“本気”で初走り 7

ryoと入れ替わるように戻ったパドック・・・ちょうど斜向かいに、灰色のcaravanが停まっている。harada師匠だ。今年の相棒は、新車と見紛うばかりのKTM125SX・・・同じ土俵で走れないのが少し寂しいけど、「赤いのに乗ってたみたいだけど?」と変わらず気にかけてくれているのがうれしかった。RMの整備が終わるまでのつなぎ、借り物なんだと話すと、「ずいぶん贅沢な話だ」とからかわれる。「視察に行くよ」と言っていたiguchi師匠の方は・・・まだ到着していなかった。

それほど汗もかいていないし、喉も渇いていない・・・。ジャージから覗く首筋には、強く陽射しが当たる。風が落ち着いていて、スネークヒルの斜面にマシンの排気音がこだまする・・・軽く口に含んだスポーツ飲料を呑み込んで、machi-sanに誘われるまま、抵抗のあるCRFのキックペダルを踏みつけた。だいぶ聞き慣れてきた野太い音が、ヘルメットの隙間から鼓膜を揺さぶる。心地良い痺れと一緒に、コースの入口へと走っていく・・・スターティンググリッドの後ろ、細く短い誘導路が白っぽく光っていた。

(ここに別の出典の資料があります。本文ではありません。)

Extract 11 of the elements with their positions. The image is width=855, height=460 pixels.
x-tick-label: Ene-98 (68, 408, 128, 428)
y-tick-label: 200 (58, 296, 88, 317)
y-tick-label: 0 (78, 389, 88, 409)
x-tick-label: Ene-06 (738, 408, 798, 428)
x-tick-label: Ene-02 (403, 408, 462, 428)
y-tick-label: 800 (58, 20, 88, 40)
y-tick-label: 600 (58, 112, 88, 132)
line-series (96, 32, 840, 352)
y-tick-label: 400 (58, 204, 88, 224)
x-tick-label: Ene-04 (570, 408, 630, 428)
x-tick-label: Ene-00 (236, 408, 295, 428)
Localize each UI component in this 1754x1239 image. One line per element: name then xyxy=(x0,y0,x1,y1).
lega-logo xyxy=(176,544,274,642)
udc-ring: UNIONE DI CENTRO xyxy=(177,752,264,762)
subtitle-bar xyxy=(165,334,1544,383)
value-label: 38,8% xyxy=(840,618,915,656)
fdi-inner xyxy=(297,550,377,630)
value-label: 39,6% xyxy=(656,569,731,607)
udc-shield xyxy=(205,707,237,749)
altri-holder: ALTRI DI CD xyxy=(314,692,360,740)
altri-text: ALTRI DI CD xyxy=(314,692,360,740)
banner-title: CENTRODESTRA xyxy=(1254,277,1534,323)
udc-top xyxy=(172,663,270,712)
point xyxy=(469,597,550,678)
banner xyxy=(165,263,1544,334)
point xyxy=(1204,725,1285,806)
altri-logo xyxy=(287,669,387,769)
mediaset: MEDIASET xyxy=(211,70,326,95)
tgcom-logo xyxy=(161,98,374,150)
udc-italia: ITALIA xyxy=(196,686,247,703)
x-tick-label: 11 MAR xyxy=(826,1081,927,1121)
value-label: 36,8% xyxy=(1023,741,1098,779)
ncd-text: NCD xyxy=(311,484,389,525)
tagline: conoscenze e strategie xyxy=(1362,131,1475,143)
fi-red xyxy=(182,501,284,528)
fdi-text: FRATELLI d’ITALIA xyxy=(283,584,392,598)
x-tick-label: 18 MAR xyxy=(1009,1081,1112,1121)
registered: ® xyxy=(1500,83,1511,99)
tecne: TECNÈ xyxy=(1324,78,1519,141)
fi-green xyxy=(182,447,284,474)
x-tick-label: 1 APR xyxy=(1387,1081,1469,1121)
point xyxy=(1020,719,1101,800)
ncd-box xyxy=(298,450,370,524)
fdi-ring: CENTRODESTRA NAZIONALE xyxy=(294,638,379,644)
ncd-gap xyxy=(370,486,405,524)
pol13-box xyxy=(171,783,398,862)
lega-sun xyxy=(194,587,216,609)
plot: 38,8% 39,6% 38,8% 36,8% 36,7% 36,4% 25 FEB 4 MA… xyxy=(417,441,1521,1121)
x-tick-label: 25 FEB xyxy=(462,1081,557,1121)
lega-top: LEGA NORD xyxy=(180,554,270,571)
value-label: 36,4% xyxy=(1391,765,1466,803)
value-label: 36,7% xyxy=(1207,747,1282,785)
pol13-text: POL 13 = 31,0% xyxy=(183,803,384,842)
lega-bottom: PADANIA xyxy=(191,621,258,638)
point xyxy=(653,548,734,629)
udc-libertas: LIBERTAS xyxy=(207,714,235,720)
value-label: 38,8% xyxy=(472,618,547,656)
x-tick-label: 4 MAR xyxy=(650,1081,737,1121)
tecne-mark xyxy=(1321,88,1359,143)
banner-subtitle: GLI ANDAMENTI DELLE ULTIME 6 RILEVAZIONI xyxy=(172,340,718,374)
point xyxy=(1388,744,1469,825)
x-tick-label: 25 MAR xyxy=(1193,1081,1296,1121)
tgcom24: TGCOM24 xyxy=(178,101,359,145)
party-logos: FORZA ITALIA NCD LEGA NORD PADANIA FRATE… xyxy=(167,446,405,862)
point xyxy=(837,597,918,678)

20kgも余計な体重を支えるため、#357のCRF150RⅡには、前後に標準よりも硬いばねが仕込まれている。「サグ」を合わせていない車体は、ワタシが乗ってもryoが乗っても、ほとんど沈み込まない。車重の違和感よりも、右手と連動した加速に馴染み出したのを見計らったように、リヤタイヤが大きく右に滑る。縮まないばねが、駆動を逃がしていた。予期していなかった挙動に、かろうじて左足が反応する。スネークの左コーナー・・・均衡を崩すCRFの内側を、ryoのKXがすり抜けていった。